'A very bad time for banking technology jobs.' Except at Citi
Peter Wagner knows a thing or two about technology jobs in investment banks. Having worked as an engineer on the trading floor at Morgan Stanley (and Lehman Brothers), he's familiar with the pressures. And having run Affinity North, a New York recruitment firm focused on banking and hedge fund technology jobs for the past decade, he knows who gets hired.
Right now, Wagner says it's almost no one. "It’s been a while since I’ve seen so many outstanding people unable to find their next opportunity," he wrote in his most recent newsletter on the state of the finance technology hiring market. "The current market is bad," Wagner adds. Most banks have got hiring freezes, most FAANG firms aren't hiring, hedge fund hiring is slowing. If you want a new finance tech job now, he says you probably need to try fintech firms, vendors, or accept the sort of corporate technology job miles away from the trading floor that is less imbued with prestige.
"Lower your expectations," Wagner commands. The finance technology hiring market may not come back until....2024, he predicts.
What about the wild hiring at Citi?
While this all sounds excruciating for engineers hoping for new jobs, one bank seems to have been bucking the trend: Citigroup.
When it announced its second quarter results last week, Citi said that in the year to June 2023, it added no fewer than 7,000 technology staff as part of its transformation program. In the process, it increased technology spending by 13%.
What are all these extra Citi technology people doing? Legacy systems are being retired and fragmented systems are being consolidated, but mostly Citi is all about automation. Last week's report said it's "reduced manual touchpoints" by 90% in its equities middle office and by 98% in the prime finance middle office. It's implemented a new control platform that's reduced errors by 85%.

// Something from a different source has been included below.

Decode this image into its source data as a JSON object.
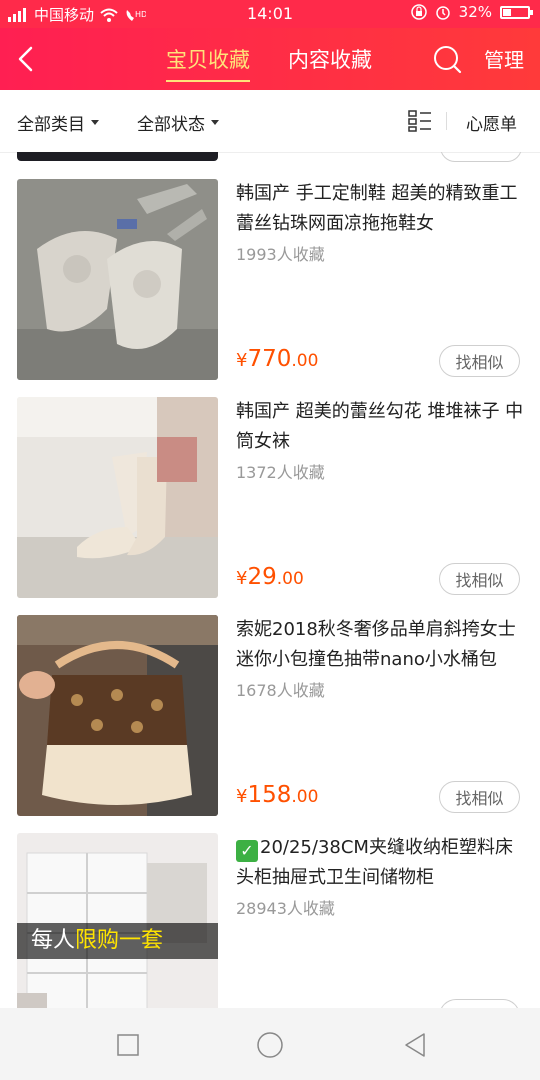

Long term, Citi CFO Mark Mason said the higher spending on technology should "yield benefits" in the "cost structure" and "bend the curve."
For the moment, though, the increased technology spending is presumably contributing to the dramatic decline in profits at Citi's institutional clients group, where net income was down 44% year-on-year in the three months to June. If Citi doesn't have a tech hiring freeze yet, it too may have one soon.